MOZAMBIQUE LNG has signed two separate long-term supply agreements with Shell and Centrica-Tokyo Gas, boosting the project’s chances of a positive Final Investment Decision (FID), expected in the first half of 2019.
British-Dutch giant Shell agreed to buy 2 million mt/year of LNG for a term of 13 years, Mozambique LNG’s owner Anadarko Petroleum said. Earlier, the UK’s Centrica and Japan’s Tokyo Gas jointly agreed to buy 2.6 million mt/year from the project from start-up until 2040, according to an announcement from Centrica.
Last Friday, Anadarko also agreed to sell 1.5 million mt/year from Mozambique LNG to China’s CNOOC for a period of 13 years, S&P Global Platts reported.
Following the agreement with Shell, long-term sales from the 12.9 million mt/year project total more than 7.5 million mt/year, Anadarko Vice President Mitch Ingram said.

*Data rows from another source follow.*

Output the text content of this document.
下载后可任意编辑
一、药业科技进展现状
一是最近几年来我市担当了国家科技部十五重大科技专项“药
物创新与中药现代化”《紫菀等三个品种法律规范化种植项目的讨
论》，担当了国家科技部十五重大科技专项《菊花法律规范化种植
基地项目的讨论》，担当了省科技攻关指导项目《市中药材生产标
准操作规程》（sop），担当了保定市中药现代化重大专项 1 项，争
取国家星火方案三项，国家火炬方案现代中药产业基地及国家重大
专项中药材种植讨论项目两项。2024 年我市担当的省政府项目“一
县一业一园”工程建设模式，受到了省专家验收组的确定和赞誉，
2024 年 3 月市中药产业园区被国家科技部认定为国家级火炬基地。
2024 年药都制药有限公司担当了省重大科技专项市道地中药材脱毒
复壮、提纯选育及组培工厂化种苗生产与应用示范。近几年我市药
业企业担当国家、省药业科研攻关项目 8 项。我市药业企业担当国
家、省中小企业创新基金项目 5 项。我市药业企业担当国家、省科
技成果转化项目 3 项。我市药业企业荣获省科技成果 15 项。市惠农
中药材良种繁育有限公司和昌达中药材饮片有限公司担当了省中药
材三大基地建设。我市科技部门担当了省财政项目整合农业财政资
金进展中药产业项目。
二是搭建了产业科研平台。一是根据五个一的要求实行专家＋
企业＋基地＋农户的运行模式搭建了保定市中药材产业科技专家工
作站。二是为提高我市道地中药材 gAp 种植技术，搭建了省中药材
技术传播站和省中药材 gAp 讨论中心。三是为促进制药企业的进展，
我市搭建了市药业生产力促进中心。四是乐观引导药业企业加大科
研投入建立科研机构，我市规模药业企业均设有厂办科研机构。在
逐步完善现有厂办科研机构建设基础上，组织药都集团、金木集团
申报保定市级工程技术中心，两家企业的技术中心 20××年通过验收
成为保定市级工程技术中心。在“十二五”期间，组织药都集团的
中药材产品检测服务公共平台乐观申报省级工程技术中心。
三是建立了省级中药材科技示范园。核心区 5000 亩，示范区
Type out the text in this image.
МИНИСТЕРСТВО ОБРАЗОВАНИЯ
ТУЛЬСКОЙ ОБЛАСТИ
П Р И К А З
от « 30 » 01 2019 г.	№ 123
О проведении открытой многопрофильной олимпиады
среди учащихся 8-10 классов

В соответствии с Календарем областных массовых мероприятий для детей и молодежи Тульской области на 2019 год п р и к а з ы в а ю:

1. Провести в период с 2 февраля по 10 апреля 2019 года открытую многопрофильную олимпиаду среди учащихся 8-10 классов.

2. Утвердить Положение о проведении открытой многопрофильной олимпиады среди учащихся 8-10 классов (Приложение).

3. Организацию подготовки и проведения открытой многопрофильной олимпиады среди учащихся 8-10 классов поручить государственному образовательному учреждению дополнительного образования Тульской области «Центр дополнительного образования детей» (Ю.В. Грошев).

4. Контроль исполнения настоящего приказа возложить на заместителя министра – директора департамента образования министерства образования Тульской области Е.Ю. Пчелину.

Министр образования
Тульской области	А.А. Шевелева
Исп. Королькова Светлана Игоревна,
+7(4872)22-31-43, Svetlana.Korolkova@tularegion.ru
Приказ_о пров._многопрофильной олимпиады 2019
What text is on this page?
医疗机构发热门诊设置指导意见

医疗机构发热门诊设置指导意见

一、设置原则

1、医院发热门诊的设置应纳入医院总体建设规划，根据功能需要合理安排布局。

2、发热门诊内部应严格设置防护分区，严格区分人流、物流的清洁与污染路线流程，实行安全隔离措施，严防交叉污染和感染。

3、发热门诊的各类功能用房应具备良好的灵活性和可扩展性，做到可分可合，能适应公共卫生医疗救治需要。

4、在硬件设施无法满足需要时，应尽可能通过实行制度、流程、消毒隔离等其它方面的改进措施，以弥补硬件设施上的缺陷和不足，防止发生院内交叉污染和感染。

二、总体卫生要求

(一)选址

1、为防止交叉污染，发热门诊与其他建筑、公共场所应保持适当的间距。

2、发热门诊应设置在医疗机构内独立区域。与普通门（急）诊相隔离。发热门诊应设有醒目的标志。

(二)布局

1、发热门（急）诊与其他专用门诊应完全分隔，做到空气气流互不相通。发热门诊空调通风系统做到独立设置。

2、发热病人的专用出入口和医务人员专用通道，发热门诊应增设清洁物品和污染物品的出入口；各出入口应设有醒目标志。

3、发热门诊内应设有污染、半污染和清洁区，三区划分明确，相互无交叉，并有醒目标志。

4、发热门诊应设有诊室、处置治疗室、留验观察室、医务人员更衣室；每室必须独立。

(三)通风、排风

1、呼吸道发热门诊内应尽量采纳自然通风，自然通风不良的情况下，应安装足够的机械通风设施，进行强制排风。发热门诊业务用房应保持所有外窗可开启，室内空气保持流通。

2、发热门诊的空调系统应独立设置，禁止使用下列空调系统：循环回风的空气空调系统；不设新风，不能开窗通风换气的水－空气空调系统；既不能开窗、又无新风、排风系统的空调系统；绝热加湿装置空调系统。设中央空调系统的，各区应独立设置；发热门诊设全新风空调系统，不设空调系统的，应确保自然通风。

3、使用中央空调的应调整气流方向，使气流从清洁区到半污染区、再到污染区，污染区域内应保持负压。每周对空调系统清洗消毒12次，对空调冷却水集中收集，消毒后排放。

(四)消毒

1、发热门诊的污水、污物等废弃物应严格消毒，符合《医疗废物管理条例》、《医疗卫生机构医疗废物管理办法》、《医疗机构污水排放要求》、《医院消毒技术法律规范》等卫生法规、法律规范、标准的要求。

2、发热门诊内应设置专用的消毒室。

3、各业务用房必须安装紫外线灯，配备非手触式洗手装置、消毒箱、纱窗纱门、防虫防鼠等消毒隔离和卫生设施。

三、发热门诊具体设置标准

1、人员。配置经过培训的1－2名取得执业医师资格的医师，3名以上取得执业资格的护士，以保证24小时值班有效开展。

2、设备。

‘The Shell deal adds to our growing list of high-quality customers demonstrating the excellent progress we are making toward our stated goal of taking a final investment decision during the first half of this year,’ he said.
‘With demand for LNG expected to grow worldwide in the middle of the next decade, Shell’s strong global reputation in LNG, combined with Mozambique LNG’s significant resource and favorable geographic location, create a unique opportunity to provide customers with a long-term, reliable supply of clean energy.’
Other additional deals are expected in the near future, he said.
The Centrica-Tokyo Gas deal follows a non-binding deal signed in June 2018 and LNG will be delivered ex-ship (DES) to either Europe or Asia.
Companies want to take advantage of the southeast African country’s central location between Europe and Asia, whose gas markets have different supply and demand fundamentals.
The agreement also represents the first long-term LNG procurement contract in Africa for both Tokyo Gas and Centrica, which is in line with their plan to diversify their respective supply portfolios.
The deal will improve liquidity and further develop the global LNG market, Centrica said.
The Mozambique LNG plant is expected to support the development of the Golfinho/Atum field located entirely within Offshore Area 1.
Partners in the Offshore Area 1 include Anadarko (26.5 percent), Mitsui (20 percent), Empresa Nacional de Hidrocarbonetos (15 percent),ONGC Videsh (10 percent), Beas Rovuma Energy Mozambique Limited ( 10 percent), BPRL Ventures Mozambique B.V. (10 percent) and PTT Exploration & Production (8.5 percent).